In the meantime, their hope hangs on prudent measures that have been deployed by the Ghana Ports and Harbours Authority (GPHA) to facilitate trade at the ports which, according to Musa, was easing their pain.
“The GPHA and GSA [Ghana Shippers’ Authority] have deployed certain protocols that allow agents and freight forwarders to access cargo as and when they are available. Our situation could have been worse if not for some of these arrangements,” Musa disclosed.
Those interventions, he said, were borne out of consultations with the GPHA and GSA.
The plight of the Ghanaian hauliers is further worsened by the non-compliance of their counterparts from the landlocked countries of Burkina Faso, Mali and Niger with a cargo-sharing deal which sought to promote fair competition in the trade.

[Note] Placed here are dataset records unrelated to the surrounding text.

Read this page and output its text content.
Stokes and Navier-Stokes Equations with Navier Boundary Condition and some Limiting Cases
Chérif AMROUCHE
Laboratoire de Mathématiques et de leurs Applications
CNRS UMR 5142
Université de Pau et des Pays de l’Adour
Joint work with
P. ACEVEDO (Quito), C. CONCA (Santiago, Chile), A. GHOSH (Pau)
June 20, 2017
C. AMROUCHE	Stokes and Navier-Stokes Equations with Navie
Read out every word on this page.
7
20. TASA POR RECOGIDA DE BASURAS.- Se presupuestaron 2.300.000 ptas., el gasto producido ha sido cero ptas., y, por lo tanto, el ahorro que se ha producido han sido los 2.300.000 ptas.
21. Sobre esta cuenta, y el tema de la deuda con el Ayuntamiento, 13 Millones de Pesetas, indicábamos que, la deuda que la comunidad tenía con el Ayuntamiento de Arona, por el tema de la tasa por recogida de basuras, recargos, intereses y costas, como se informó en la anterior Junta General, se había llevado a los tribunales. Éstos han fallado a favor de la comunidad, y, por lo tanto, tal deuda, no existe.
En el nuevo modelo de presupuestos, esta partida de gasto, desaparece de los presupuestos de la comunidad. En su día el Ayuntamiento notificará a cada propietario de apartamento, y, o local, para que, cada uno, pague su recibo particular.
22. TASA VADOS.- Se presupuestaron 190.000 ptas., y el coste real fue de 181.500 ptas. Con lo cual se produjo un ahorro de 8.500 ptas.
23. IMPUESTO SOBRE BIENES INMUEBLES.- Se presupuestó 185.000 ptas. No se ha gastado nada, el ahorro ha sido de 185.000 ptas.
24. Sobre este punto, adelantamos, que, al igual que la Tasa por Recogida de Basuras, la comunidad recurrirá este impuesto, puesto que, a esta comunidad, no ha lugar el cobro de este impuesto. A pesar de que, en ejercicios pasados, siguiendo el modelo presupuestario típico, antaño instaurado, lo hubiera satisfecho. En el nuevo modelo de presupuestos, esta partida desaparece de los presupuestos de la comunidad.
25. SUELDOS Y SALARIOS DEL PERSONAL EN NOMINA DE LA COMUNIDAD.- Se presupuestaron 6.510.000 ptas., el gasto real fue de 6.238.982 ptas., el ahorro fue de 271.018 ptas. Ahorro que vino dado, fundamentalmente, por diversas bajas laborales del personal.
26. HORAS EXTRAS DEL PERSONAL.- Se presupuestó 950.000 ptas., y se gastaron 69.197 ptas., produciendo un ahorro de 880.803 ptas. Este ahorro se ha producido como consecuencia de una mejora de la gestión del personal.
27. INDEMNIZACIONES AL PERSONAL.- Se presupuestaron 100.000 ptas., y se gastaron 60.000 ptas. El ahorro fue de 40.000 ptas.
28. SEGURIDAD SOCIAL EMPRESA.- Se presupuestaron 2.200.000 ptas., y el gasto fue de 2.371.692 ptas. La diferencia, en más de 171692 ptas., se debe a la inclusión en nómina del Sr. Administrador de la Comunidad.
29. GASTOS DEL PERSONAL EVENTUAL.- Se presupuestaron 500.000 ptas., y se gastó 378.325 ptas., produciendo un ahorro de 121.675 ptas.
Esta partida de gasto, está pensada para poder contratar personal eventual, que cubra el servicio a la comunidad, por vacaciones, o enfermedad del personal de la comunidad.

“When transit cargo arrives at the ports, there is a 50-50 sharing mechanism for transporters on each side of the divide. But as it stands, these arrangements are not been adhered to, and that puts the Ghanaian transporter under much bigger crisis. [Now] when the cargo arrives, the people are looking for their compatriots to do the haulage,” Musa narrated, asking for speedy intervention from both the GPHA and GSA.
“Without the enforcement of such strict cargo-sharing mechanisms, Covid-19 becomes a much bigger enemy to us than it should be. When you have less cargo coming in as a result of the crisis and all of them are given to our counterparts to move, then it is a big problem.”
Despite the unfavourable conditions they find themselves in, the association has resolved not to lay off workers because they believe that the situation should not be an excuse to take such an action.
Instead, they are poised to diversify their operations to, among others, include the moving of cargo internally.
Musa told Business24: “The hauliers will have to look elsewhere or within to see what cargo they can move around internally because the trucks, when parked for long, become even more expensive to maintain.”
The Covid-19 crisis has caused about 80 percent dormancy in the haulage business.